Basically, there are three varieties: baby backs, spare ribs and St. Louis-style ribs.
“Baby back” is the common term for top loin ribs, which start just below the backbone and extend down about four or five inches. They are succulent and mild in flavor. (Actual baby backs, which come from young hogs, are far less common.)
Spareribs are more flavorful than baby backs. They’re also tougher, but when cooked properly they yield the perfect combination of flavor and texture. About three or four inches longer than baby backs, they include the gnarly tips, a flap of meat known as the skirt or brisket and a triangular end piece called the point.
St. Louis-style ribs are spareribs trimmed of the tips, skirt and point. They’re deep in flavor, but if you like to gnaw, you’ll miss those tips. The rack is fairly rectangular in shape, thus easy to flip, move and cook uniformly.
Regardless of the type you get, make sure they’re fresh. After getting them home, opening them up and waving away a foul odor, I have taken ribs back to even high-end grocery stores. Some stores get ribs frozen, others fresh. If you are buying fresh, make certain you know the delivery days. You don’t want to buy a rack on Tuesday morning that came in on Friday. These days, if ordering fresh ones from the meat counter, I always ask to smell them first.
A great thing about ribs is that they are forgiving. Rub them with seasonings. Plunge them into marinade. Mop them with sauce. Grill ’em, smoke ’em, do pretty much whatever you want with ’em. Ribs can take a lot of what you dish out. It is their compliant nature.
That doesn’t mean you can treat them willy-nilly. Abuse them by cooking them too fast or by not keeping your fire steady, and they’ll turn tough and dry on you.
“The key is temperature,” says Lonnie “Bubba” Smith. “Make sure the temperature is uniform.”
Smith ought to know. His family-and-friends team, Bubba Grills, has won numerous awards and, most recently, took first prize this year in the ribs category at the Memphis in May barbecue contest, one of the biggest such competitions in the country. The 49-year-old engineer, who manufactures his own line of grills, learned to barbecue while growing up in Georgia, where he still lives. “I started out watching my great-uncles raise the pigs, shoot ’em on Saturday morning and put ’em on the grill till Sunday,” he says.
His advice? “Be a sponge,” he says. “Soak up everything that everybody does. We keep a journal of everything we do. You have to take notes, and go on what worked and what didn’t.”
But as exacting as he is, he acknowledges that cooking ribs is also about feel. “It’s an art and a science,” he says. “The ambient temperature outside makes a big difference. A 100-degree day is a lot different from a 70-degree day, and a 70-degree day is a whole lot different from a 50-degree day.”
On Monday, Smith will be with his family and friends having — what else? — a barbecue.
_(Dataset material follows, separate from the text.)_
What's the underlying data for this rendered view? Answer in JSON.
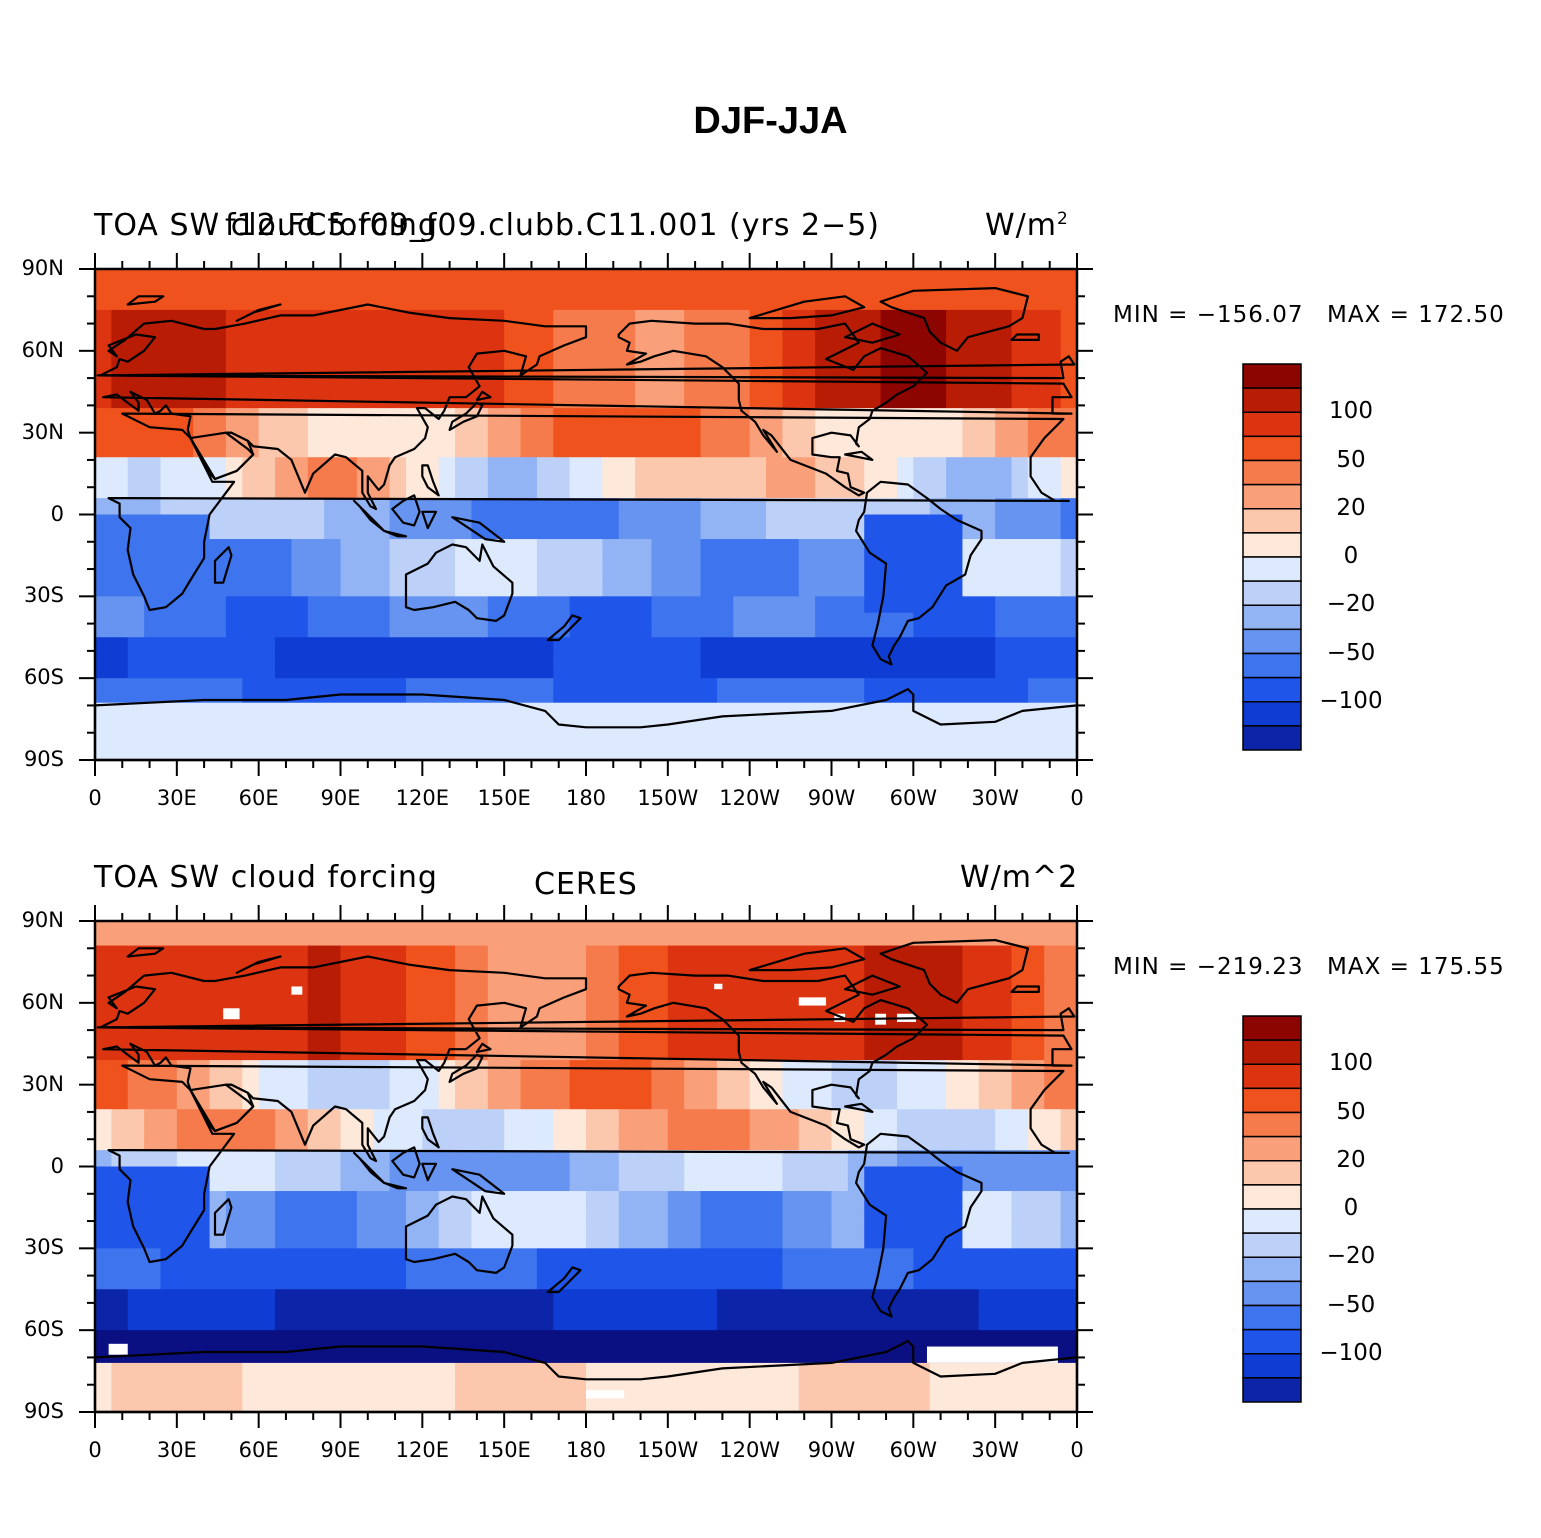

No matter how hot it is outdoors, Smith will cook the ribs.
Lou Cantolupo, meanwhile, won’t be holding backyard court this Fourth. Last summer he moved to France, where he lives in an apartment and is prohibited from grilling or smoking. And he’s none too happy about it. When he got an e-mail from a store that carries American products, featuring recipes for things such as red, white and blue cake, he had one reaction: “Oh, man. I want to barbecue.”